Le problematiche attorno al cambiamento climatico sono uno dei banchi di prova più interessanti dell'intreccio contemporaneo tra scienza, società e comunicazione. Daniel Sarewitz, in un articolo apparso su Nature una decina di giorni fa, scrive un commento sul rapporto tra scienza e politica a partire da un paio di clamorosi episodi di cattiva comunicazione che hanno suscitato molti dubbi sulla imparzialità dell'IPCC (Intergovernmental Panel on Climate Change) e dei climatologi convinti della prevalenza dei fattori antropici nel riscaldamento globale. Sarewitz si arrampica nei distinguo fra scienza e politica e sostiene che l'azione effettiva sul cambiamento climatico richiede una politica migliore, non una scienza migliore.
Il commento mette in evidenza una differenza tra il concetto di politica, intesa come il sostegno a una visione del mondo incarnata da un partito, e quello di policy, inteso come scelte su problemi specifici. In Italia questo concetto è molto più sfumato che negli Usa.
La domanda è: la scienza ha a che fare esclusivamente con le policy oppure si deve confondere anche con la politica?
Nella visione tradizionale la risposta è senza dubbio che la scienza deve dire "la verità al potere" in modo che si possa fare la scelta più razionale indipendentemente dalle simpatie partitiche degli scienziati e da chi governa in un certo momento.

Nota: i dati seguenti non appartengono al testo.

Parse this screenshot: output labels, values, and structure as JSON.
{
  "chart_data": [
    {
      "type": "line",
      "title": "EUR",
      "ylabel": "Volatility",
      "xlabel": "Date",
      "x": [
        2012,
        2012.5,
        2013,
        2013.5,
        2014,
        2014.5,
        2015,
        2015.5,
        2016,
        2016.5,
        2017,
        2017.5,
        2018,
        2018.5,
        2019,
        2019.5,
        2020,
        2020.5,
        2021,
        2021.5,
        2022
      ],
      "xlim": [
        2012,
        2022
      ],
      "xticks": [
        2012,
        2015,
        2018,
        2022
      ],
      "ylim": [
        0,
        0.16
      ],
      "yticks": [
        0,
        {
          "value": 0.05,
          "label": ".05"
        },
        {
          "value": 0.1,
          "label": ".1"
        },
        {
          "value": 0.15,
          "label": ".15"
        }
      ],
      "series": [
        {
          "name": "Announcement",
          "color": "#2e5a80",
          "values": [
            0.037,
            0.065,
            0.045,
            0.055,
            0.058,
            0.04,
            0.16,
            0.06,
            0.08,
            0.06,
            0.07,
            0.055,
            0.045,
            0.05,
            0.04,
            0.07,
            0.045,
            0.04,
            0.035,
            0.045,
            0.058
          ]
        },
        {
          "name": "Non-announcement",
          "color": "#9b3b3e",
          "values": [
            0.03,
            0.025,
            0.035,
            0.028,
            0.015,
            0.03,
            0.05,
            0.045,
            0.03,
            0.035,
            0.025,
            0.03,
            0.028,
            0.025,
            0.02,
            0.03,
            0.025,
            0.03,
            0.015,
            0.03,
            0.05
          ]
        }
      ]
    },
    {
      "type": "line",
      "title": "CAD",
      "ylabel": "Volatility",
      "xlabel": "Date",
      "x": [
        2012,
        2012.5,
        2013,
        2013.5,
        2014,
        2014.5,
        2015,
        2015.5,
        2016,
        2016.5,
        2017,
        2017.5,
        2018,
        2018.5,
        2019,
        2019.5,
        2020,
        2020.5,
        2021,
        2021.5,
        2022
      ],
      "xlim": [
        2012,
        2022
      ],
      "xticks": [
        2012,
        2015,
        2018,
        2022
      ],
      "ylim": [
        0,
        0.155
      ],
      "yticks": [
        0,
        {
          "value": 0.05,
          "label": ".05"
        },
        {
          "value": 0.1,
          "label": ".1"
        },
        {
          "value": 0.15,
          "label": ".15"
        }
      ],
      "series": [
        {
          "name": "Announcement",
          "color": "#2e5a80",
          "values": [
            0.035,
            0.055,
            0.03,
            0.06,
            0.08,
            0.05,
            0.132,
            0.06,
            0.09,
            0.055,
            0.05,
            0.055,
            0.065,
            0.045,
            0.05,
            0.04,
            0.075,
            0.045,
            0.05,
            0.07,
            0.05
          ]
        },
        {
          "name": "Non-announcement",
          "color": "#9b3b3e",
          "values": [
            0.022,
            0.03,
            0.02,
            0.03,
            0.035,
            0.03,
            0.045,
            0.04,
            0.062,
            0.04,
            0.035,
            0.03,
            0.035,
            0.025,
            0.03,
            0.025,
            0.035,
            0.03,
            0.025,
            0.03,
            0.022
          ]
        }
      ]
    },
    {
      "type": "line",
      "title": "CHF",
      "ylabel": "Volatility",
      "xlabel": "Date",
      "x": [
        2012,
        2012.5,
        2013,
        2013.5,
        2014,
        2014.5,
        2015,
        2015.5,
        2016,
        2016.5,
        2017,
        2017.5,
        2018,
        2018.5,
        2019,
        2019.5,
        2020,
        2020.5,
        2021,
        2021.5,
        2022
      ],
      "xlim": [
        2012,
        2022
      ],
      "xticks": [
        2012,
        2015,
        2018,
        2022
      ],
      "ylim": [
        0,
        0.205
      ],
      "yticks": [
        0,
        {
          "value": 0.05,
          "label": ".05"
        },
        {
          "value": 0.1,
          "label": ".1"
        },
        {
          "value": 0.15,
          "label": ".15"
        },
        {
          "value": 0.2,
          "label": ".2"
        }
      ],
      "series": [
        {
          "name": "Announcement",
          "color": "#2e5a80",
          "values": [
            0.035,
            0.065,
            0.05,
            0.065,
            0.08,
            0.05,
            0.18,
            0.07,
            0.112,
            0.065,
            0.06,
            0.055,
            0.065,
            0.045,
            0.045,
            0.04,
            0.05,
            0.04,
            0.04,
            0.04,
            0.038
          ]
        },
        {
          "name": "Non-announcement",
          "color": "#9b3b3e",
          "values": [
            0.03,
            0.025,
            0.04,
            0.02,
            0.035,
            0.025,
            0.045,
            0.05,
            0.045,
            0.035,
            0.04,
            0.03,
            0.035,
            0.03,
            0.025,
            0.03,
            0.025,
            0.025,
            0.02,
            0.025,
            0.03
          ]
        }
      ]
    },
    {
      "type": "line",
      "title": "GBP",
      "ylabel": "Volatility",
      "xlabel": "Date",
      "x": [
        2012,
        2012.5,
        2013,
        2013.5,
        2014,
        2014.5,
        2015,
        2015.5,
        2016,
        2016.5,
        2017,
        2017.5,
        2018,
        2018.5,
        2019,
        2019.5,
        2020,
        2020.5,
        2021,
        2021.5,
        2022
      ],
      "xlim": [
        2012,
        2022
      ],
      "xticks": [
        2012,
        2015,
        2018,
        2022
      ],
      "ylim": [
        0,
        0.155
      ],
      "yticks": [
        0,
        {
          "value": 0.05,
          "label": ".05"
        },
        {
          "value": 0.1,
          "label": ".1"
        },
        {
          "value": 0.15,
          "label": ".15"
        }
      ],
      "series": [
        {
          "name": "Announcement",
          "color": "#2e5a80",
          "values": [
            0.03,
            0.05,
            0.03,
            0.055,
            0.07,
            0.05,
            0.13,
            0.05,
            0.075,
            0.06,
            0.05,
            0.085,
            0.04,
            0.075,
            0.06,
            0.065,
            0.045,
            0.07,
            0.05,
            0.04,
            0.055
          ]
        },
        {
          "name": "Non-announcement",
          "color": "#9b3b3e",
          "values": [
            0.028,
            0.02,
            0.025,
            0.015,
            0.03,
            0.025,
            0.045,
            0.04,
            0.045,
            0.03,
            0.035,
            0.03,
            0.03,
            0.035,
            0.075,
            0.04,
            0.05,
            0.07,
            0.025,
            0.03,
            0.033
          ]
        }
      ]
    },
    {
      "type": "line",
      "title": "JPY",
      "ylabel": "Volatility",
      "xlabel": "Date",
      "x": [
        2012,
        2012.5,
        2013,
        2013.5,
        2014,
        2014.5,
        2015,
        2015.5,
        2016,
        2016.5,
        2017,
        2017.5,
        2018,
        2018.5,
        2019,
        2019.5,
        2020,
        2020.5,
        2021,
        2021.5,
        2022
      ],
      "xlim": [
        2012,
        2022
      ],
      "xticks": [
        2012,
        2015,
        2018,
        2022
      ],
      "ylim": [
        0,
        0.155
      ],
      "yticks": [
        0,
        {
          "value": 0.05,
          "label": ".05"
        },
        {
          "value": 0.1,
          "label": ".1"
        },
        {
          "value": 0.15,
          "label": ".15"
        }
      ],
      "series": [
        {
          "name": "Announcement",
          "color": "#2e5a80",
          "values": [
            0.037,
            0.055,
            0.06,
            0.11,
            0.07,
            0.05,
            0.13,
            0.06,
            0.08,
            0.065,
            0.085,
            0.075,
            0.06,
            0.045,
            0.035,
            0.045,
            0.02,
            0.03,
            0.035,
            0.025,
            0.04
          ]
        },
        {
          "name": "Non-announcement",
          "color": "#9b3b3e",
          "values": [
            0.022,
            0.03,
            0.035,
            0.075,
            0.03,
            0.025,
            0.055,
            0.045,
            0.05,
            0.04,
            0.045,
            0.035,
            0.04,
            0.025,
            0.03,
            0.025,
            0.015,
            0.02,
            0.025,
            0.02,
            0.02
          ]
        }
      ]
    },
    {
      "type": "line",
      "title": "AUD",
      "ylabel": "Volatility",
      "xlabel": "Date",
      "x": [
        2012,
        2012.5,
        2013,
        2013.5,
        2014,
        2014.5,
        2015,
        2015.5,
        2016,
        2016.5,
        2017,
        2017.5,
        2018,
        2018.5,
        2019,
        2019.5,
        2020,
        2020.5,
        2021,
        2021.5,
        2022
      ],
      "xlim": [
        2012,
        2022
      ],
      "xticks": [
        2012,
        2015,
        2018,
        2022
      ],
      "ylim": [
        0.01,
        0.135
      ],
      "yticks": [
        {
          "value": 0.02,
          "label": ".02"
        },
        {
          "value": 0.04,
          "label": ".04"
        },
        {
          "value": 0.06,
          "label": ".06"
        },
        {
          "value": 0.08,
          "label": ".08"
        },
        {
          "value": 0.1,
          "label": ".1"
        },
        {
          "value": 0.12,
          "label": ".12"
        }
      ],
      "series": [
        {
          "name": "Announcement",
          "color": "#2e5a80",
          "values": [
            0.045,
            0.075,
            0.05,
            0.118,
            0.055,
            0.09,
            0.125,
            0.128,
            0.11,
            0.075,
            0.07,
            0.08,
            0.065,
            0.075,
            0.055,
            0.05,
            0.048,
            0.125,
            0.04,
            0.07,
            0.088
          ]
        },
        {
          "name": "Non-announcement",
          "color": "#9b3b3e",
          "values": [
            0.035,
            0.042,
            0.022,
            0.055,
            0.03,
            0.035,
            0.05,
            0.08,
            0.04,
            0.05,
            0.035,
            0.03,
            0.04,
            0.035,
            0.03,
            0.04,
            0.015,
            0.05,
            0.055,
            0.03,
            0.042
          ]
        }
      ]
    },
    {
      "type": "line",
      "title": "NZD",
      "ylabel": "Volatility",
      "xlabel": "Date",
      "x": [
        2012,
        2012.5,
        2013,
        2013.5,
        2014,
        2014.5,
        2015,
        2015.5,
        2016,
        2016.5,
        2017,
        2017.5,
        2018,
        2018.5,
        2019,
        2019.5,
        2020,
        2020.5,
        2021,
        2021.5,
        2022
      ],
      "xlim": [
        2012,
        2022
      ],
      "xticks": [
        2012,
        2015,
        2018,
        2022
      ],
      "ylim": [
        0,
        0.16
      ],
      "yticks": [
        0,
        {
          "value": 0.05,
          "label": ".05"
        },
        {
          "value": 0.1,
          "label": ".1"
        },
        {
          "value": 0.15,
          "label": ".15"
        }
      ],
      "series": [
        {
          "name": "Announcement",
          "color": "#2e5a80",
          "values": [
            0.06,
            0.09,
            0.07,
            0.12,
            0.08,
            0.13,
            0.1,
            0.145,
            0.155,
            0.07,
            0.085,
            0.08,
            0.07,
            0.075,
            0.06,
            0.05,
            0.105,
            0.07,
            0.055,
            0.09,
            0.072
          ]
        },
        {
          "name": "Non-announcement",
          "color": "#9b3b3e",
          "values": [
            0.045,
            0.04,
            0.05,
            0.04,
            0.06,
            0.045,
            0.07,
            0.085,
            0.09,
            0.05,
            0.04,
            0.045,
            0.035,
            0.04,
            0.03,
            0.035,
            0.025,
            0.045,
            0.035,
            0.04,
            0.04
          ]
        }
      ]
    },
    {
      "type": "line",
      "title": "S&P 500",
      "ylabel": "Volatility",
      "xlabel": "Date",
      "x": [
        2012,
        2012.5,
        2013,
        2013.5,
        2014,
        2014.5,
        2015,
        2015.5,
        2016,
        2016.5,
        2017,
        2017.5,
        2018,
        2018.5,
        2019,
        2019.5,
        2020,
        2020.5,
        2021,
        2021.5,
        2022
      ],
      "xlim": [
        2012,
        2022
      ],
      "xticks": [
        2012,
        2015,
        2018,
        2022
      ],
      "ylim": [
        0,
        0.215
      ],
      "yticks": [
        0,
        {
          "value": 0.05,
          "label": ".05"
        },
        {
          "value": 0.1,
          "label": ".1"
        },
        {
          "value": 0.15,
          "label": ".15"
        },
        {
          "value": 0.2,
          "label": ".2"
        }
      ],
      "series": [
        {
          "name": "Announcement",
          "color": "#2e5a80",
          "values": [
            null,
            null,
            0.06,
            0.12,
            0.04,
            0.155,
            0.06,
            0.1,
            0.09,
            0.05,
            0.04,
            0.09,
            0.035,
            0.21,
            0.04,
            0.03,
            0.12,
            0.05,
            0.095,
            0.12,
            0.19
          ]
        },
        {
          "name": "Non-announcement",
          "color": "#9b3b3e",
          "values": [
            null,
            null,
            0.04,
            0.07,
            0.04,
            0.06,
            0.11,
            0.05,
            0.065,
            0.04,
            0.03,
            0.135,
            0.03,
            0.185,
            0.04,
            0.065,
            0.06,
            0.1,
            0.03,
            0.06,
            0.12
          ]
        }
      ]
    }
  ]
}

Sarewitz cerca sostanzialmente di riaffermare questo principio.
Io sostengo la visione di chi ritiene che il rapporto tra scienza e politica si è gradatamente modificato negli ultimi cinquant'anni. Come ha scritto Sheila Jasanoff qualche tempo fa:
"science’s role in “speaking truth to power” is much more complicated than was once thought. The old formulation suggests both the accessibility of an unambiguous truth and a clean separation between knowledge and power that are radically at odds with the ways in which knowledge actually develops in disputed policy contexts. Rather than claiming the rarely attainable high ground of truth, scientific advice should own up to uncertainty and ignorance, exercise ethical as well as epistemic judgment, and ensure as far as possible that society’s needs drive advances in knowledge instead of science presuming to lead society."